We moved about ten days ago and a few times I have said, “I think I might love this house,” like we are on our third date. But there are quirky things about it. Like our shower. Our bathroom has no door and our shower has no door, and is open at the top on two sides. It’s chilly. It’s also amazingly, amusingly big.

The shower itself is five feet by four feet, ten inches, which is larger by about five square feet than one of my first apartment’s bathroom. It has, as you might have noticed, two shower heads. When we decided to make an offer on the house Mr. Blandings, standing just outside the shower non-door, said, “I am embarrassed for my mother to see this.” “Well. It’s not as if you designed it, then you really would be in a spot where you would be saying, ‘See what we like to do?’ This is just coincidence.”
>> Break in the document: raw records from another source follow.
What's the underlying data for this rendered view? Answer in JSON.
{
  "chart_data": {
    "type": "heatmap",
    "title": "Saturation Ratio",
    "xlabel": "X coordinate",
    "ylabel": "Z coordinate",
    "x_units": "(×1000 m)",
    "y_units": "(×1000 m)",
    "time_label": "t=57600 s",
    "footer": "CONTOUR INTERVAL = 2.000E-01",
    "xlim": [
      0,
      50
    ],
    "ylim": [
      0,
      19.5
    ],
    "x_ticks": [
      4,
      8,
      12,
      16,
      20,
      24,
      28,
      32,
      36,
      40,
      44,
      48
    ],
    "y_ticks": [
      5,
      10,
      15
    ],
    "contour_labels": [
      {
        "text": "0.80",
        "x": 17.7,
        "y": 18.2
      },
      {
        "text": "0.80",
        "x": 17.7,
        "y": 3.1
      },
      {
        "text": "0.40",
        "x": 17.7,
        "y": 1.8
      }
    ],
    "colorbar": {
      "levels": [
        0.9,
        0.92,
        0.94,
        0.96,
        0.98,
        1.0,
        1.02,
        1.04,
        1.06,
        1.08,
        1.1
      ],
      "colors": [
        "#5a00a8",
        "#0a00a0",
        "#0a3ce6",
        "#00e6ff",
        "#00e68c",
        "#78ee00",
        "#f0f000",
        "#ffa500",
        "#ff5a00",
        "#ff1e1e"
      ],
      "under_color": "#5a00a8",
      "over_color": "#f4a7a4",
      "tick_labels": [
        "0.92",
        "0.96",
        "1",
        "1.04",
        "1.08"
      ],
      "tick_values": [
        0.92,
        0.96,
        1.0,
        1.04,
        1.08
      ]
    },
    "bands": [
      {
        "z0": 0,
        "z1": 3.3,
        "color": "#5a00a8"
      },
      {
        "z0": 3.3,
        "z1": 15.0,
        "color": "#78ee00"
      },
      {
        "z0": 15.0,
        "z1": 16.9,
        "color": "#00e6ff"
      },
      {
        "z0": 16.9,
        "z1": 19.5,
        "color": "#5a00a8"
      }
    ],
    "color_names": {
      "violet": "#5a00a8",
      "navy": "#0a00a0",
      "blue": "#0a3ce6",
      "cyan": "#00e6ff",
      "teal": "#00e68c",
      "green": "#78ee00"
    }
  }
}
Still, as I am standing, shivering, I am wondering the rationale behind the design. Honestly, it seems utilitarian above all as the water, even if aimed at the same spot, seems to hit about mid-calf. I wondered with Mrs. Grizwald if she thought it was really just a time saver, so two people could get ready simultaneously. She mused, “Really, in the hopes of maintaining any appeal, the last thing I’d want to be doing in front of Mr. Grizwald is daily maintenance.”
To another friend I said, “I could water my plants while I shower. Or do my hand-washing.” “Or you could have group sex,” she supplied. I could, I suppose, though in forty-five years I haven’t and it seems a little late to start. Plus, there would be all the towels to wash. It occurred to me that my children would likely beat me to it. And would be unlikely to wash the towels. Both thoughts were concerning.
I have, jokingly, said to friends that we could have coffee in there sometime. I set it up to see if this were, indeed, a possibility, and while it is, it seemed a little chilly. Wine and chintz and upholstery seemed a better solution; you’re welcome to join me anytime.